Circleville – “I believe this is the largest gathering in the 8 years we have done this,” said Jason McGowan Chief Probation officer for Circleville, ” I believe it is a testament to what we are doing here in the area.”
The three-hour event was celebrated, with food, fun, games, and most importantly relationship. Throughout the event, several people spoke on their path to sobriety and how their story has changed.
A woman who wouldn’t fit the stereotype of addiction spoke at the event, her first name was Jackie, and she told the group that her addiction started from an injury and surgery. A doctor prescribed pain pills that spiraled out of control into a drug dependency. Jackie said that she’s a regular church attendee, she’s a mom and a wife.
“Your body isn’t designed to be on pain medication for so long, ” she said, ” My body was completely dependent, when the pain pills weren’t enough I moved on to fentanyl.”
Jackie said that she got to a point where she was done and started reaching out to her faith, “I knew it was going to be ok, after asking God when was enough for me. I just had to work on me, but I had to gather my strength because I really didn’t even want to get out of bed.”
Jackie said that she used PARS (Pickaway County Recovery Services) to help her win her fight of addiction. She happily reported that shes 10 months into recovery from a seven-year addiction.
32 Year Old Ryan who shared his story bravely in front of a large crowd. He said that addiction has been almost a lifetime, and doesn’t remember much beyond drugs. He told the crowd that he started using drugs at 14 to get away from home life. His mother who was a single mom brought in a lot of,”stepdads.” He said his childhood wasn’t good, living between his mom and Grandparents’ drugs was his answer of, “escape.”
“I had my first overdose at the age of 15,” Ryan said, “my airway collapsed and they had to cut open my throat. I have a large scar.” As he pointed to it he continued to speak, ” A lot of people would stop after that, but I didn’t, I had just gotten started.”
Ryan said he started with pills and soon graduated to heroin by 18, which was 14 years ago.
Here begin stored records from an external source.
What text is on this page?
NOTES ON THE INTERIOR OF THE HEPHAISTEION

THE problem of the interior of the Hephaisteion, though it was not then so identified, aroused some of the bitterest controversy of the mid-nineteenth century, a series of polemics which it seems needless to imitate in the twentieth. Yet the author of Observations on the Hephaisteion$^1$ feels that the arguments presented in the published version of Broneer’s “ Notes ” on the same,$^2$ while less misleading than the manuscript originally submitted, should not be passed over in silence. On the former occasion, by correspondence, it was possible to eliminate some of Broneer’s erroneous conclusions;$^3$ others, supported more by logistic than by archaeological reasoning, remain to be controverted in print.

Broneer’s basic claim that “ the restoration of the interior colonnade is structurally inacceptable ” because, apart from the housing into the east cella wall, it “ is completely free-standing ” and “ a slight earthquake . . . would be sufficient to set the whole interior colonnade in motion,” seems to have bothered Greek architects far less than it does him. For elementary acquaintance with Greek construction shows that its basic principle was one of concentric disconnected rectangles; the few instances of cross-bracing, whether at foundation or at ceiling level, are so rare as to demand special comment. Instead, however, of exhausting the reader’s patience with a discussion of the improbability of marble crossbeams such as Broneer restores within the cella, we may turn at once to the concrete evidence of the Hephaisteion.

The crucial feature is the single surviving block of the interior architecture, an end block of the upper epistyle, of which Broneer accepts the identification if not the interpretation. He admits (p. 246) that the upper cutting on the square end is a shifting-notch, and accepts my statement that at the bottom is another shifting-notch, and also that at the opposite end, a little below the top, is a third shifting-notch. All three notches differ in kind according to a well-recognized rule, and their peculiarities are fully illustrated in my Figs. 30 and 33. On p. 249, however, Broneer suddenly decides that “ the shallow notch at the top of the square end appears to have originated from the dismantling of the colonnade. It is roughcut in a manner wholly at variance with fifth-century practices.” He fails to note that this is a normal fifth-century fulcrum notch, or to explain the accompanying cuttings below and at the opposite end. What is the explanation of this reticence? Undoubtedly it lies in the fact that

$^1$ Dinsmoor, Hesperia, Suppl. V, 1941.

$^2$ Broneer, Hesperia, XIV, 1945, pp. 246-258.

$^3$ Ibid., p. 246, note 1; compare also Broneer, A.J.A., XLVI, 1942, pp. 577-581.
Ryan said that in 2009 his grandmother passed away and he said that spiraled him even more out of control.
“I lost everything, driver’s licenses places to live, friends kicked me out, I took advantage of a lot of people, I ruined relationships, the family didn’t want me around, I was out of control.”
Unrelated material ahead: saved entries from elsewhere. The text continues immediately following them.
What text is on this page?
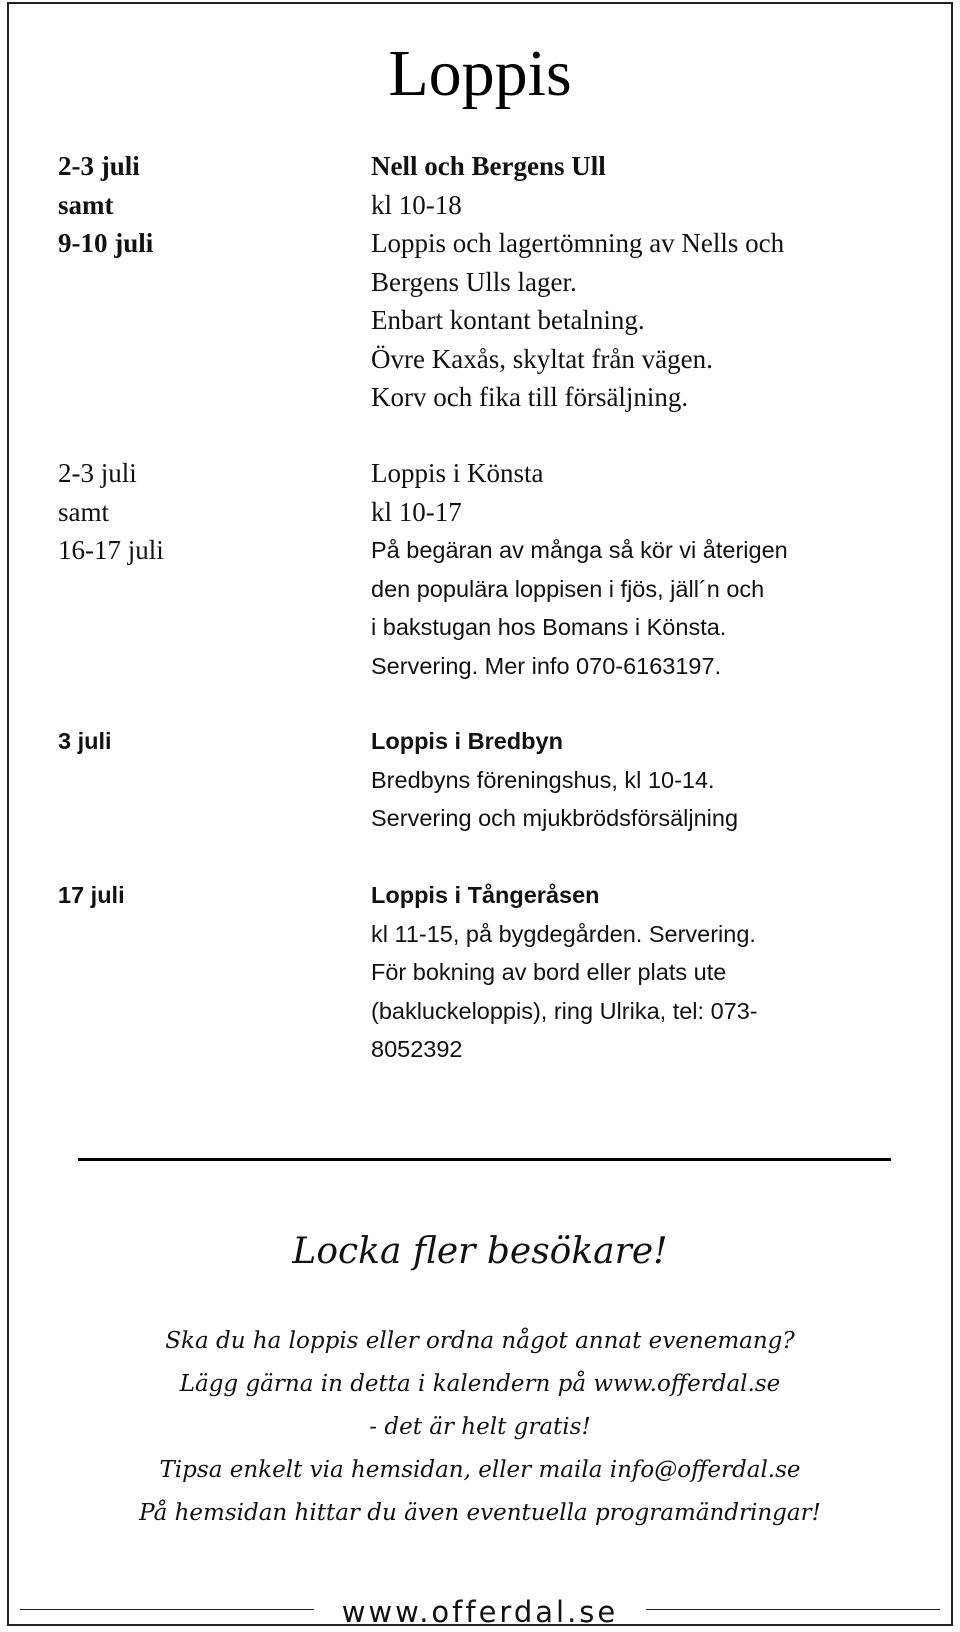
Loppis
2-3 juli
samt
9-10 juli
Nell och Bergens Ull
kl 10-18
Loppis och lagertömning av Nells och
Bergens Ulls lager.
Enbart kontant betalning.
Övre Kaxås, skyltat från vägen.
Korv och fika till försäljning.
2-3 juli
samt
16-17 juli
Loppis i Könsta
kl 10-17
På begäran av många så kör vi återigen
den populära loppisen i fjös, jäll´n och
i bakstugan hos Bomans i Könsta.
Servering. Mer info 070-6163197.
3 juli	Loppis i Bredbyn
Bredbyns föreningshus, kl 10-14.
Servering och mjukbrödsförsäljning
17 juli	Loppis i Tångeråsen
kl 11-15, på bygdegården. Servering.
För bokning av bord eller plats ute
(bakluckeloppis), ring Ulrika, tel: 073-
8052392
Locka fler besökare!
Ska du ha loppis eller ordna något annat evenemang?
Lägg gärna in detta i kalendern på www.offerdal.se
- det är helt gratis!
Tipsa enkelt via hemsidan, eller maila info@offerdal.se
På hemsidan hittar du även eventuella programändringar!
www.offerdal.se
Ryan said in the past he tried to get clean and went a long time sober, he said that he went almost two years but, it all fell apart because he was, “dry sober,” and didn’t have the network of people to help him.
“I was sober but not living a sober life,” said Ryan, “I ended up relapsing and using again, I overdosed several times. My life changed when I overdosed in May of 2021 when my 12-year-old son found me. That was the hardest thing I’ve gone though in my life. The next day probation arrested me. It changed my life. I wanted to finally recover for me, not my girlfriend, or my family, it was for myself.”
Ryan was one of two people who graduated recently from the first drug court class in Circleville. It involves many local entities including Scioto Paint Valley, Circleville Probation, and PARS.
Leah Raymer, outpatient director at PARS said that this day is the biggest one of the year for them because its a day that everyone can celebrate hard work and seeing how lives have changed.
“We see these people on their worst days, and we become part of their story, we walk with them and watch them succeed. It’s fulfilling. Recovery is hard and not everyone succeeds the first time period. The community now is starting to understand recovery and that shows today.
Raymer said that the community steps up year after year to support this event to sponsor food and giveaways.
“Kingston National Bank, Curtis Christopher, Scioto Valley Coffee, Roosters, Tim Hortons, Goodwin’s Family Restaurant, the Pickaway County Family YMCA, Classic Cutters, and OhioHealth. Our community is pretty aware of the addiction problems that we have here. To support the positive is a good way to show we care.
“It’s important for people in recovery to know that the community supports them, “said Jason McGowen, “A few years ago we decided we needed to do something, there’s a stigma behind addiction, and it’s extremely important for people to know we stand behind them to help. We have had to learn how to help people in recovery, this epidemic caught us by surprise, so we have learned how to help people by talking to them and creating a group around that. We can’t arrest our way out of addiction, we’ve tried, and we have to learn and adapt best practices to help people recover. If someone came here today to see what kind of support people in recovery have they would realize there are a lot of people, all they need to do is reach out and we will help them. Today shows that.”
“Pickaway county is blessed now to have so many facilities, programs, sober living environments, something our community has built. On top of that we have our core systems like the probation department, law enforcement, we have learned about addiction now. Sometimes it does take getting arrested and dealing with the consequences. Sometimes the consequences have to outweigh the benefits before they change, but while we are doing that we build a repour with these people and let them know we are here to help also. There are so many groups you can reach out to now to start that walk you just have to do it.”